Interrogé sur le modèle du régime, le politologue considère qu’il se place « entre le régime présidentiel et semi-présidentiel » au vu des prérogatives concédées au Parlement, et que le constituant « a essayé de focaliser sur les points positifs de chacun des types de régime connus universellement ».
Il cite, à ce titre, la prorogation de la durée de l’état d’exception, où le constituant a mis en place « un verrou parlementaire ». C’est-à-dire que toute décision prise dans ce type de situation exceptionnelle impliquera l’approbation des membres du Parlement censés représenter le peuple, décortique-t-il.
Evoquant l’état d’empêchement du président de la République (Art. 94), le professeur estime que les concepteurs du nouveau document ont veillé à tenir compte de l’expérience vécue par le passé avec l’ancien régime, définissant toutes les possibilités qui pourraient avoir lieu dans ce sens. Sur ce point, il précise que les nouveaux amendements dotent la Cour constitutionnelle de prérogatives lui permettant d’exercer « le contrôle constitutionnel judiciaire », en « constatant et s’assurant effectivement de l’état d’empêchement ». S’ajoutent à cela, dit-il, les dispositions de contrôle en la matière attribuée, dans le même document, au Parlement.
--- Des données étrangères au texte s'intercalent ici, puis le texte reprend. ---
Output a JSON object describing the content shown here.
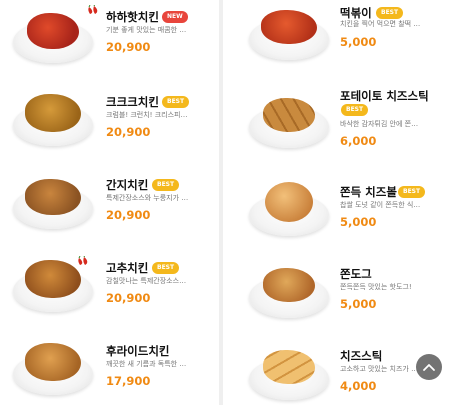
{
  "left_menu": [
    {
      "title": "하하핫치킨",
      "badge": "NEW",
      "desc": "기분 좋게 맛있는 매콤한 …",
      "price": "20,900",
      "spicy": true
    },
    {
      "title": "크크크치킨",
      "badge": "BEST",
      "desc": "크럼블! 크런치! 크리스피! …",
      "price": "20,900",
      "spicy": false
    },
    {
      "title": "간지치킨",
      "badge": "BEST",
      "desc": "특제간장소스와 누룽지가 …",
      "price": "20,900",
      "spicy": false
    },
    {
      "title": "고추치킨",
      "badge": "BEST",
      "desc": "감칠맛나는 특제간장소스…",
      "price": "20,900",
      "spicy": true
    },
    {
      "title": "후라이드치킨",
      "badge": "",
      "desc": "깨끗한 새 기름과 독특한 …",
      "price": "17,900",
      "spicy": false
    }
  ],
  "right_menu": [
    {
      "title": "떡볶이",
      "badge": "BEST",
      "desc": "치킨을 찍어 먹으면 찰떡 …",
      "price": "5,000"
    },
    {
      "title": "포테이토 치즈스틱",
      "badge": "BEST",
      "desc": "바삭한 감자튀김 안에 쫀득…",
      "price": "6,000"
    },
    {
      "title": "쫀득 치즈볼",
      "badge": "BEST",
      "desc": "찹쌀 도넛 같이 쫀득한 식…",
      "price": "5,000"
    },
    {
      "title": "쫀도그",
      "badge": "",
      "desc": "쫀득쫀득 맛있는 핫도그!",
      "price": "5,000"
    },
    {
      "title": "치즈스틱",
      "badge": "",
      "desc": "고소하고 맛있는 치즈가 가…",
      "price": "4,000"
    }
  ],
  "colors": {
    "price": "#f08a13",
    "new_badge": "#e8453c",
    "best_badge": "#f4b81c"
  },
  "icons": {
    "scroll_top": "chevron-up-icon",
    "spicy": "chili-pepper-icon"
  }
}
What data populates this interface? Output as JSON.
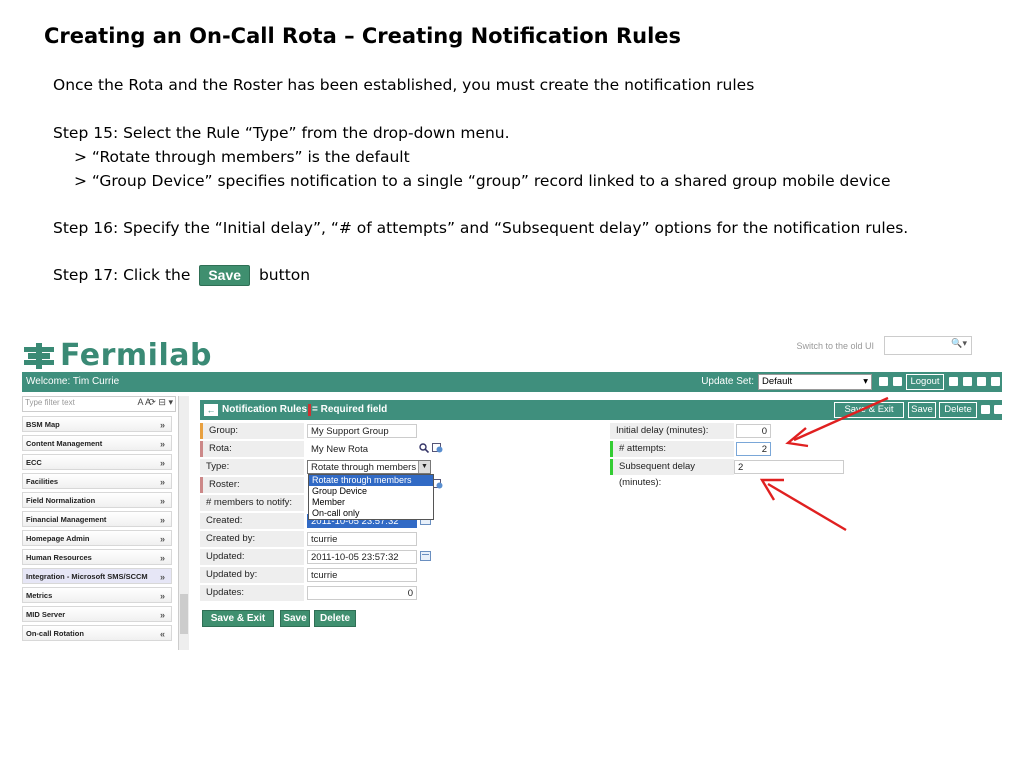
{
  "slide": {
    "title": "Creating an On-Call Rota – Creating Notification Rules",
    "intro": "Once the Rota and the Roster has been established, you must create the notification rules",
    "step15": "Step 15: Select the Rule “Type” from the drop-down menu.",
    "step15_a": "> “Rotate through members” is the default",
    "step15_b": "> “Group Device” specifies notification to a single “group” record linked to a shared group mobile device",
    "step16": "Step 16: Specify the “Initial delay”, “# of attempts” and “Subsequent delay” options for the notification rules.",
    "step17_pre": "Step 17: Click the",
    "step17_btn": "Save",
    "step17_post": "button"
  },
  "app": {
    "logo": "Fermilab",
    "switch_ui": "Switch to the old UI",
    "welcome": "Welcome: Tim Currie",
    "update_set_label": "Update Set:",
    "update_set_value": "Default",
    "logout": "Logout"
  },
  "nav": {
    "filter_placeholder": "Type filter text",
    "font_controls": "A A",
    "items": [
      {
        "label": "BSM Map"
      },
      {
        "label": "Content Management"
      },
      {
        "label": "ECC"
      },
      {
        "label": "Facilities"
      },
      {
        "label": "Field Normalization"
      },
      {
        "label": "Financial Management"
      },
      {
        "label": "Homepage Admin"
      },
      {
        "label": "Human Resources"
      },
      {
        "label": "Integration - Microsoft SMS/SCCM"
      },
      {
        "label": "Metrics"
      },
      {
        "label": "MID Server"
      },
      {
        "label": "On-call Rotation"
      }
    ]
  },
  "form": {
    "title": "Notification Rules",
    "required": "= Required field",
    "btn_save_exit": "Save & Exit",
    "btn_save": "Save",
    "btn_delete": "Delete",
    "fields": {
      "group_label": "Group:",
      "group_value": "My Support Group",
      "rota_label": "Rota:",
      "rota_value": "My New Rota",
      "type_label": "Type:",
      "type_value": "Rotate through members",
      "roster_label": "Roster:",
      "members_label": "# members to notify:",
      "created_label": "Created:",
      "created_value": "2011-10-05 23:57:32",
      "created_by_label": "Created by:",
      "created_by_value": "tcurrie",
      "updated_label": "Updated:",
      "updated_value": "2011-10-05 23:57:32",
      "updated_by_label": "Updated by:",
      "updated_by_value": "tcurrie",
      "updates_label": "Updates:",
      "updates_value": "0",
      "initial_delay_label": "Initial delay (minutes):",
      "initial_delay_value": "0",
      "attempts_label": "# attempts:",
      "attempts_value": "2",
      "subsequent_delay_label": "Subsequent delay (minutes):",
      "subsequent_delay_value": "2"
    },
    "type_options": [
      "Rotate through members",
      "Group Device",
      "Member",
      "On-call only"
    ]
  },
  "colors": {
    "brand": "#3f8f7d",
    "arrow": "#e02020"
  }
}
En somme, le juriste estime que la composante humaine de la Cour constitutionnelle tend à renforcer « les modes de contrôle constitutionnel judiciaire et non politique, comme c’est le cas avec l’actuel Conseil constitutionnel ».
Concernant la limitation des mandats présidentiels (art. 88), l’intervenant rappelle qu’il y a un retour à l’ancien schéma adopté dans la Constitution de 1996, sauf que les amendements stipulent, cette fois , que l’exercice des deux mandats peut se faire de manière consécutive ou séparée.
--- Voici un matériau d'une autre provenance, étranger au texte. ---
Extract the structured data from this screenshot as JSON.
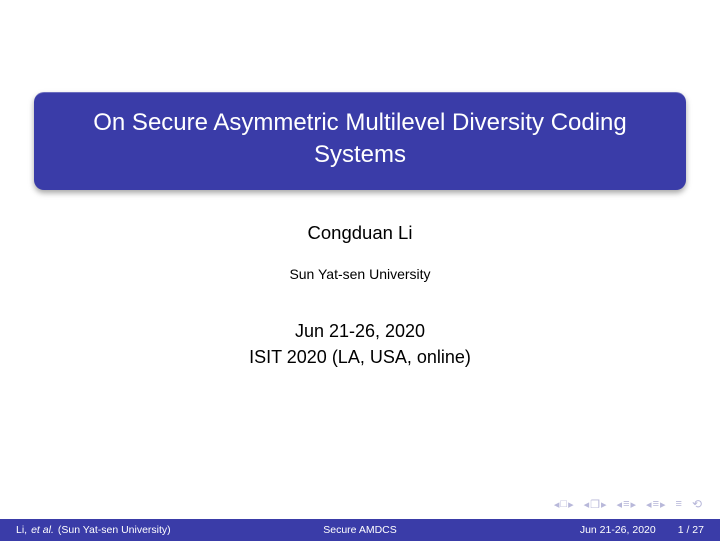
{
  "title": "On Secure Asymmetric Multilevel Diversity Coding Systems",
  "author": "Congduan Li",
  "affiliation": "Sun Yat-sen University",
  "date": "Jun 21-26, 2020",
  "venue": "ISIT 2020 (LA, USA, online)",
  "footer": {
    "author_short": "Li,",
    "etal": "et al.",
    "affil_short": "(Sun Yat-sen University)",
    "short_title": "Secure AMDCS",
    "date": "Jun 21-26, 2020",
    "page": "1 / 27"
  },
  "nav": {
    "left": "◂",
    "right": "▸",
    "box": "□",
    "doc": "❐",
    "lines1": "≡",
    "lines2": "≡",
    "lines_solo": "≡",
    "cycle": "⟲"
  }
}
Sur l’envoi des unités de l’Armée nationale à l’étranger, l’expert considère qu’il s’agit « d’un point positif et « d’une avancée remarquable, surtout que le pays se trouve entouré d’une véritable ceinture de feu et que l’insécurité de la région s’avère chronique.
A propos de la consécration des libertés à même de garantir à la population une participation active à la vie politique, l’analyste estime que « ce droit a été renforcé » dans le cadre de ce qu’il qualifie « une citoyenneté positive et responsable », reprenant ainsi la notion du philosophe américain John Dewey.
Autre amendement dans le registre de la justice : l’indépendance de cette dernière est garantie par le Conseil supérieur de la magistrature (Art. 180) qui, de l’avis du juriste, vient satisfaire une revendication de larges pans dans la classe politique, en coupant le lien ombilical entre l’Exécutif incarné par la présence du ministre de la Justice dans la composante du Conseil supérieur de la magistrature et le corps de la magistrature.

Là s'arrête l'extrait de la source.